İktidarın Kürtlere ve kazanımlarına yönelik saldırıların arttığını ifade eden Eren, “Faili herkesçe bilinen Taksim’deki bombalı saldırıyı gerekçe gösteren AKP iktidarı Kuzey Doğu Suriye’de bulunan Kürt halkının yaşam alanlarına savaş uçaklarıyla yeniden saldırılar düzenliyor, bu saldırılarda çocuklar başta olmak üzere çok sayıda insan yaşamını yitiriyor. Bu savaş ve saldırılarda sadece insan hakları ihlal edilmiyor aynı zamanda uluslararası sözleşmelere göre savaş suçları işleniyor” diye belirtti.
“21 aydır İmralı’dan haber alınamıyor”
İmralı tecrit sisteminin ağırlaştırılarak devam ettiğini söyleyen Eren, sözlerine şöyle devam etti:
“15 Şubat 1999 tarihinden beri İmralı Ada hapishanesinde tutulan Abdullah Öcalan üzerindeki tecrit, tarihin en ağır ve kabul edilemez boyutlarına ulaşmıştır. 25 Mart 2021 tarihinde birkaç dakika sonra kesilen telefon görüşmesinden bugüne kadar geçen 21 ayda Sayın Öcalan, İmralı’da tutulan Hamili Yıldırım, Ömer Hayri Konar ve Veysi Aktaş’tan hiçbir şekilde haber alınamıyor.

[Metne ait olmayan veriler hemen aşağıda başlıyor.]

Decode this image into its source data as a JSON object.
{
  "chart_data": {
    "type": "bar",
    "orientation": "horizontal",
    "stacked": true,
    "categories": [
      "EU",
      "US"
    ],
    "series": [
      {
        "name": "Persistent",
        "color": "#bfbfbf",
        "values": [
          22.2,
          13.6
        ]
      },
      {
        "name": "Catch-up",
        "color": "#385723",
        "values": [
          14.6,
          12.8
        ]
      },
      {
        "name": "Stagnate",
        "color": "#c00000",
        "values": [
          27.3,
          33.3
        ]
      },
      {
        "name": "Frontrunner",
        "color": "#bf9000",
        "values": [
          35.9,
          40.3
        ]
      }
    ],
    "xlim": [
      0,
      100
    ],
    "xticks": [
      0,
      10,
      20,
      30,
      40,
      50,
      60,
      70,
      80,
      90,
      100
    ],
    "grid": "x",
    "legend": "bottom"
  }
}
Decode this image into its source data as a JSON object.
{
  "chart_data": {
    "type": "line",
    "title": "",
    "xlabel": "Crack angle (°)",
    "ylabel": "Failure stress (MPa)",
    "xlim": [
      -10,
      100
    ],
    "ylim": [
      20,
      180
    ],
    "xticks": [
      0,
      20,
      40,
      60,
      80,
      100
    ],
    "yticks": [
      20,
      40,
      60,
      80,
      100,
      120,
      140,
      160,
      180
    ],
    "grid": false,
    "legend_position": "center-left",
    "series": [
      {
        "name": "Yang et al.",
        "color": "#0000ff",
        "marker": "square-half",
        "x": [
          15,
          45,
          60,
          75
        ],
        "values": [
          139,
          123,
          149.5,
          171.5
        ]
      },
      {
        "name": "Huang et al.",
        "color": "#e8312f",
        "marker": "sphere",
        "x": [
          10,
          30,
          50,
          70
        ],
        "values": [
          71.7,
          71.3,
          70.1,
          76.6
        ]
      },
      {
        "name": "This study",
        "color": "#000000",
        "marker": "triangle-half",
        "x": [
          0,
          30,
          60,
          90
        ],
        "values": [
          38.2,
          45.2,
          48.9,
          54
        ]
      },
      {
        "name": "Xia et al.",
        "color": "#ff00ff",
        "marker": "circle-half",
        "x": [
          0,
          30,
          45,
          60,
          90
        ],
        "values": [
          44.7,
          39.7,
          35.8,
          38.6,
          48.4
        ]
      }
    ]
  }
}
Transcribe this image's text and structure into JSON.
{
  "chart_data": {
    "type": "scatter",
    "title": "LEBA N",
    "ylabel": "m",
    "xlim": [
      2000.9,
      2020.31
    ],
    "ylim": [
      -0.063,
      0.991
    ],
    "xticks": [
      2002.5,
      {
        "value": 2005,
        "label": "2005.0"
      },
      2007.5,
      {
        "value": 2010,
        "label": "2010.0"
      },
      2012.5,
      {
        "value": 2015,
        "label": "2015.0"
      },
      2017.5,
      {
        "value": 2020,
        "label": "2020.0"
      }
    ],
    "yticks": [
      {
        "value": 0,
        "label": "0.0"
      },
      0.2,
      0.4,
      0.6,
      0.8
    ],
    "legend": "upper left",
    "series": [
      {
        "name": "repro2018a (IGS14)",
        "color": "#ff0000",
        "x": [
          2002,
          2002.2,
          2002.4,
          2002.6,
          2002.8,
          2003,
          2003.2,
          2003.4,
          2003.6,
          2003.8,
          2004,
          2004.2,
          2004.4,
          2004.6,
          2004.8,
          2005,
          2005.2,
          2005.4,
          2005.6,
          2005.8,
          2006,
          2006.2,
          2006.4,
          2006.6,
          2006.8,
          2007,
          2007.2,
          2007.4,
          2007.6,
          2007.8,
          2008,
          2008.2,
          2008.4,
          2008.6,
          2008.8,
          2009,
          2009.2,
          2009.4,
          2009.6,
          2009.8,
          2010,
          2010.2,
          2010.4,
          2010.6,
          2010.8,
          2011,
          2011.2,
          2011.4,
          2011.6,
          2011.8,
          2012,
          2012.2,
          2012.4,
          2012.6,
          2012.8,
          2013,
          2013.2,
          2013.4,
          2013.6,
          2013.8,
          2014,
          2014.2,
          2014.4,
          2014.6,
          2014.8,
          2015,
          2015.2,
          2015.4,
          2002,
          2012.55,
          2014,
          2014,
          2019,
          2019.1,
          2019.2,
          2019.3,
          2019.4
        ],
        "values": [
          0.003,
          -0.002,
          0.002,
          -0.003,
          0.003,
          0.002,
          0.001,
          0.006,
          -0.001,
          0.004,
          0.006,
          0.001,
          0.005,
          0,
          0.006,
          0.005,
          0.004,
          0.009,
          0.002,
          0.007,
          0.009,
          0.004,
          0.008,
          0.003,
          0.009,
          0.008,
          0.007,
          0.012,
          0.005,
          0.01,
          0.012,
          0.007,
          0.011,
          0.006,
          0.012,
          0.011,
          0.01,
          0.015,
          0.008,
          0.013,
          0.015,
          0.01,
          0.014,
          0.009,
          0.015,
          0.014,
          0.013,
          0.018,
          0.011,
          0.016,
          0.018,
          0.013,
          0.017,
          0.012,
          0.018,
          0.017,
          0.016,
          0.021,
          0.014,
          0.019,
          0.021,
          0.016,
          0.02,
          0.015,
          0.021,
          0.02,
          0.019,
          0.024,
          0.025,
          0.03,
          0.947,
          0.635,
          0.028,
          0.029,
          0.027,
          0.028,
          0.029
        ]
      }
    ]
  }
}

“CPT’nin İmralı Ada hapishanesini 20-29 Eylül 2022 tarihinde ziyaret ettiği, CPT tarafından yapılan açıklama ile kamuoyuyla paylaşılmıştır. CPT, geri gönderme merkezlerini konu alan Türkiye ziyaretinde rutin takviminde olmamasına rağmen İmralı’yı da dahil etmiştir.
“Avukatların CPT ile 13 Ekim 2022 tarihinde yüz yüze yaptığı görüşmede, CPT yetkilileri adada tutulanların koşullarına dair en ufak bir bilgi vermediği gibi avukatların sorularını da yanıtsız bırakmıştır. Bu durum endişelerin daha da artmasına sebep olmuştur.”
“Diyalog ve müzakere süreci başlatılmalı”
Serhat Eren, “İmralı’da tecrit altında olan sadece Öcalan değil, Öcalan şahsında Türkiye’nin barış umududur, Kürt sorununda çözüm iradesidir, savaşın sona ermesine yönelik gösterilen kararlılıktır” dedi.
“Başta Kürt sorunu olmak üzere temel toplumsal sorunların çözümünde diyalog ve müzakerenin muhatabı ve umudu olan Öcalan üzerindeki tecridin bir an önce kaldırılması gerekmektedir.
“Cumhuriyetin demokratikleştirilmesi ile doğrudan bağlantılı olan Kürt sorununda demokratik çözüm için diyalog ve müzakere sürecinin başlatılması, toplumsal sorunların ve insan hakları ihlallerinin kaynağı olan mevcut Anayasanın tümden değiştirilerek farklı kültürlere, kimliklere inançlara ve ana dillerine saygıyı esas alan yeni bir toplumsal sözleşme aynı zamanda toplumsal barışın en büyük teminatı olacaktır.” (AS)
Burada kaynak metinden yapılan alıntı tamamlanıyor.